- The lawsuit alleged Kik of selling $100 million in securities illegally through an ICO in 2017
- A court ruled that Kik offered its digital tokens in violation of the federal securities law
- Kik considers to appeal the decision
The Securities and Exchange Commission (SEC) has won a lawsuit filed against Kik Interactive for allegedly selling $100 million in securities illegally through an initial coin offering (ICO) in 2017.
Wednesday’s ruling in favor of the SEC came from a district court that granted the regulator its motion for summary judgment against Kik for selling Kin tokens, citing violation of federal securities law. The case was filed in June 2019.
Since both parties filed motions for summary judgment, the court case ends without a trial, news outlet Decrypt reported.
Kik originally sold $50 million worth of Kin tokens between June and September 2017 in a private sale to investors. The investors, through a “Simple Agreement for Future Tokens (SAFT)” knew that the tokens they received were sold to them at a discount and that they were buying a security.
Kik later held a public sale, or ICO, which brought $49.2 million. Decrypt noted that at that time, there were no governing rules from the SEC regarding cryptocurrencies, although it did release a DAO report in July 2017 that set rough guidelines for digital tokens.
In 2019, SEC charged Kik with violating a section of the Securities Act as it sold securities without the proper registration. By September 2019, Kik shut down its app. Its CEO Ted Livingston said SEC’s position of labeling Kin as a security would make it less useful as an online payment system.

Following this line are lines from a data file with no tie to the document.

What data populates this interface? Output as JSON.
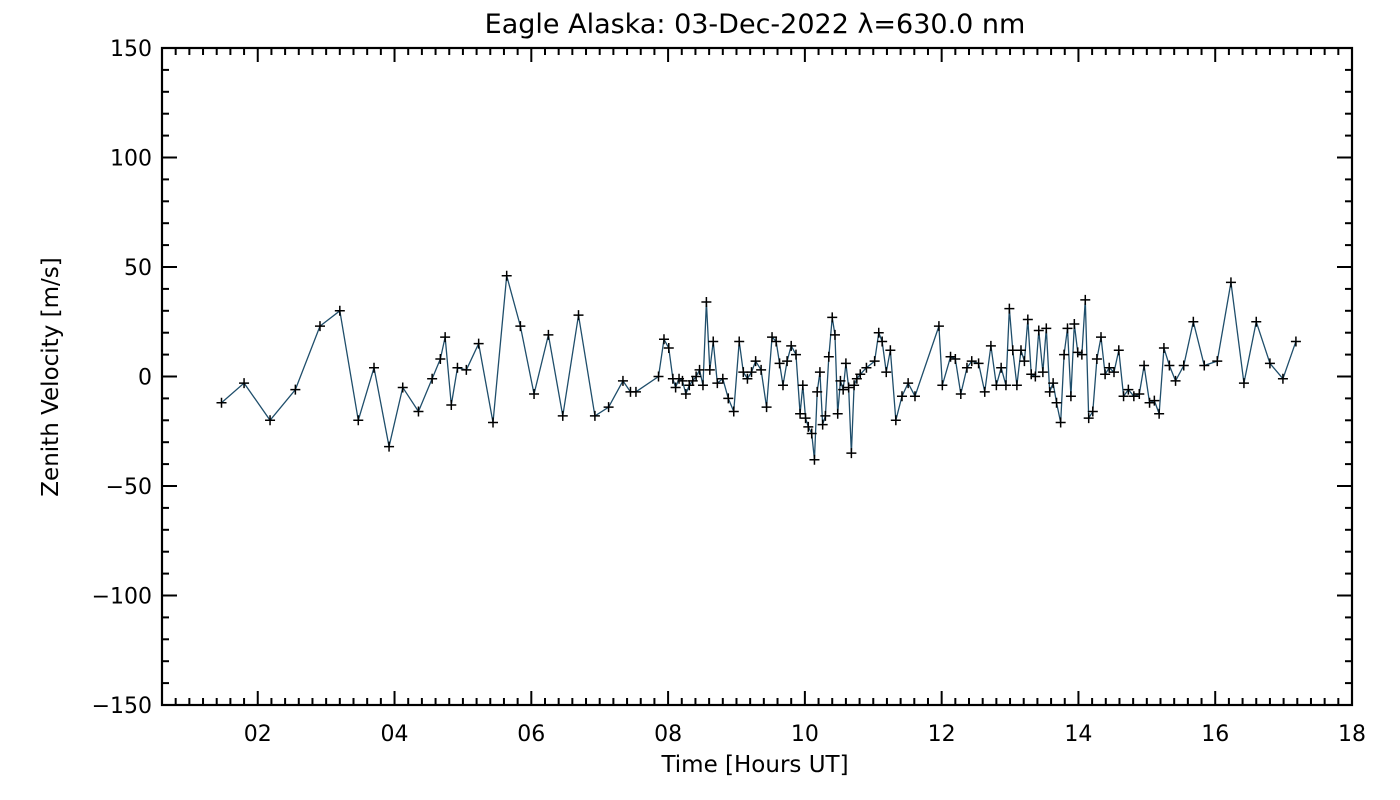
{
  "chart_data": {
    "type": "line",
    "title": "Eagle Alaska: 03-Dec-2022 λ=630.0 nm",
    "xlabel": "Time [Hours UT]",
    "ylabel": "Zenith Velocity [m/s]",
    "xlim": [
      0.6,
      18
    ],
    "ylim": [
      -150,
      150
    ],
    "xticks": [
      2,
      4,
      6,
      8,
      10,
      12,
      14,
      16,
      18
    ],
    "xtick_labels": [
      "02",
      "04",
      "06",
      "08",
      "10",
      "12",
      "14",
      "16",
      "18"
    ],
    "yticks": [
      -150,
      -100,
      -50,
      0,
      50,
      100,
      150
    ],
    "ytick_labels": [
      "−150",
      "−100",
      "−50",
      "0",
      "50",
      "100",
      "150"
    ],
    "grid": false,
    "line_color": "#1f4e6b",
    "marker": "+",
    "series": [
      {
        "x": [
          1.47,
          1.8,
          2.18,
          2.55,
          2.91,
          3.2,
          3.47,
          3.7,
          3.92,
          4.12,
          4.35,
          4.55,
          4.67,
          4.74,
          4.83,
          4.92,
          5.05,
          5.23,
          5.44,
          5.64,
          5.84,
          6.04,
          6.25,
          6.46,
          6.69,
          6.93,
          7.13,
          7.34,
          7.45,
          7.53,
          7.86,
          7.94,
          8.01,
          8.07,
          8.11,
          8.16,
          8.21,
          8.26,
          8.31,
          8.36,
          8.41,
          8.46,
          8.51,
          8.56,
          8.61,
          8.66,
          8.72,
          8.8,
          8.88,
          8.96,
          9.04,
          9.1,
          9.16,
          9.22,
          9.28,
          9.36,
          9.44,
          9.52,
          9.58,
          9.63,
          9.68,
          9.74,
          9.8,
          9.87,
          9.93,
          9.97,
          10.01,
          10.05,
          10.1,
          10.14,
          10.18,
          10.22,
          10.26,
          10.3,
          10.35,
          10.4,
          10.44,
          10.48,
          10.52,
          10.56,
          10.6,
          10.64,
          10.68,
          10.72,
          10.76,
          10.81,
          10.9,
          11.02,
          11.08,
          11.13,
          11.19,
          11.25,
          11.33,
          11.42,
          11.51,
          11.61,
          11.96,
          12.01,
          12.13,
          12.2,
          12.28,
          12.37,
          12.44,
          12.54,
          12.63,
          12.72,
          12.8,
          12.87,
          12.94,
          12.99,
          13.04,
          13.1,
          13.16,
          13.21,
          13.26,
          13.31,
          13.37,
          13.42,
          13.48,
          13.53,
          13.58,
          13.63,
          13.68,
          13.74,
          13.79,
          13.84,
          13.89,
          13.94,
          13.99,
          14.05,
          14.1,
          14.15,
          14.21,
          14.27,
          14.33,
          14.39,
          14.45,
          14.52,
          14.59,
          14.66,
          14.73,
          14.81,
          14.89,
          14.96,
          15.04,
          15.11,
          15.18,
          15.25,
          15.33,
          15.42,
          15.54,
          15.68,
          15.84,
          16.03,
          16.23,
          16.42,
          16.6,
          16.8,
          16.99,
          17.18
        ],
        "y": [
          -12,
          -3,
          -20,
          -6,
          23,
          30,
          -20,
          4,
          -32,
          -5,
          -16,
          -1,
          8,
          18,
          -13,
          4,
          3,
          15,
          -21,
          46,
          23,
          -8,
          19,
          -18,
          28,
          -18,
          -14,
          -2,
          -7,
          -7,
          0,
          17,
          13,
          -1,
          -5,
          -1,
          -2,
          -8,
          -4,
          -2,
          0,
          3,
          -4,
          34,
          3,
          16,
          -3,
          -1,
          -10,
          -16,
          16,
          2,
          -1,
          2,
          7,
          3,
          -14,
          18,
          16,
          6,
          -4,
          7,
          14,
          10,
          -17,
          -4,
          -19,
          -23,
          -26,
          -38,
          -7,
          2,
          -22,
          -18,
          9,
          27,
          19,
          -17,
          -2,
          -6,
          6,
          -5,
          -35,
          -4,
          -1,
          1,
          4,
          7,
          20,
          16,
          2,
          12,
          -20,
          -9,
          -3,
          -9,
          23,
          -4,
          9,
          8,
          -8,
          4,
          7,
          6,
          -7,
          14,
          -4,
          4,
          -4,
          31,
          12,
          -4,
          12,
          7,
          26,
          1,
          0,
          21,
          2,
          22,
          -7,
          -3,
          -12,
          -21,
          10,
          22,
          -9,
          24,
          11,
          10,
          35,
          -19,
          -16,
          8,
          18,
          1,
          4,
          2,
          12,
          -9,
          -6,
          -9,
          -8,
          5,
          -12,
          -11,
          -17,
          13,
          5,
          -2,
          5,
          25,
          5,
          7,
          43,
          -3,
          25,
          6,
          -1,
          16
        ]
      }
    ]
  }
}
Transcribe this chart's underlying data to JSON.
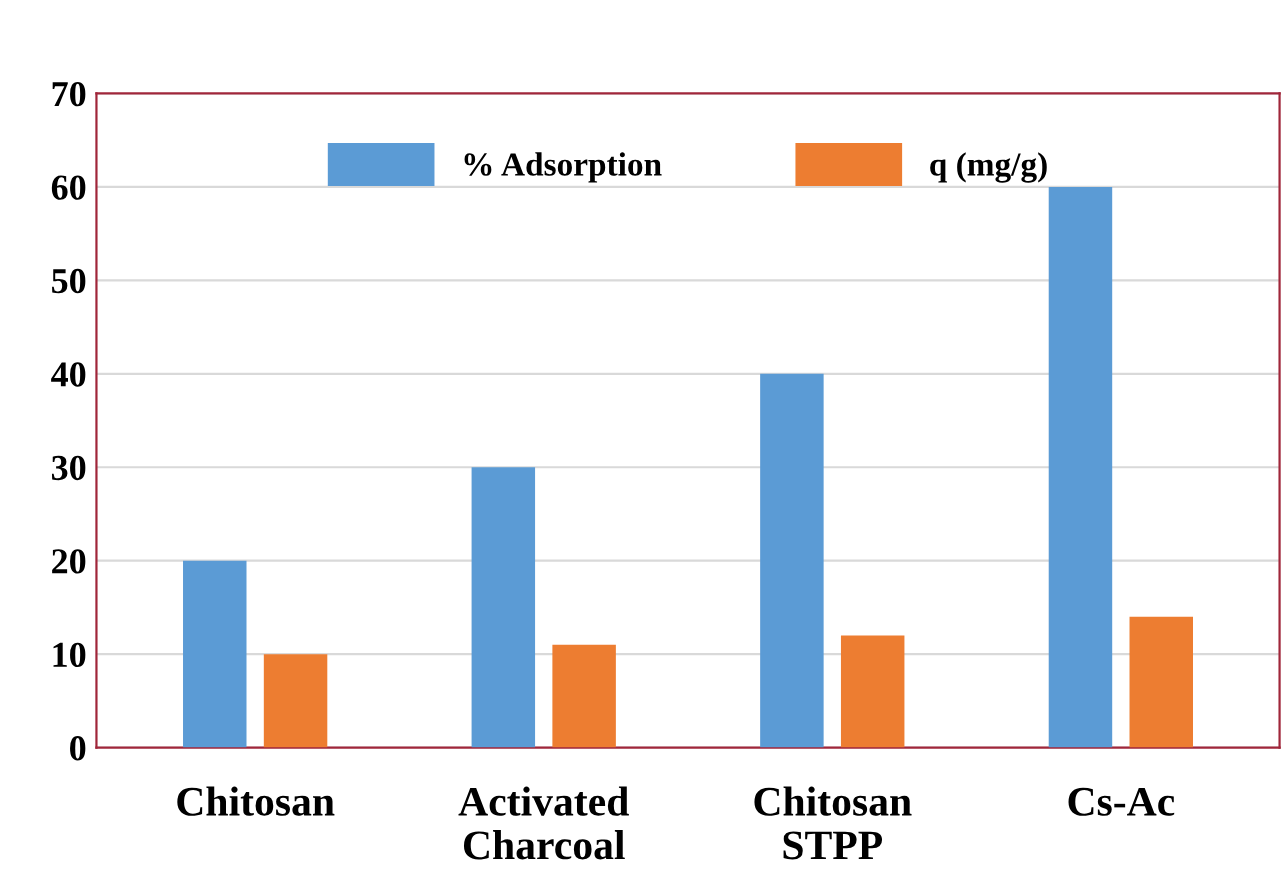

The SEC’s argument was based on whether the sale met the Howey Test, a test used since 1946 to identify a security. Essentially, something is considered an investment when a person invests his money in a common enterprise, expects profits, and those profits are derived from the efforts of others.
Kik agreed there was an investment of money but argued on the other points — that the money was invested in a common enterprise and that profits were derived from the expectation of others, Decrypt reported. Judge Alvin Hellerstein, who delivered the ruling, countered that Kik put the funds in a single bank account. The judge added that the CEO also promoted Kin at public events by explaining how the role of supply and demand would drive the value of the token.
The judge also asked both parties to “jointly” submit a proposed judgment regarding “injunctive and monetary relief” by Oct. 20.
Kik released a statement Wednesday saying it was disappointed with the ruling. “We are considering all of our options, including filing an appeal. To be clear, Kik has always supported the Commission’s goal of protecting investors, and we take compliance seriously,” Livingston said in the statement.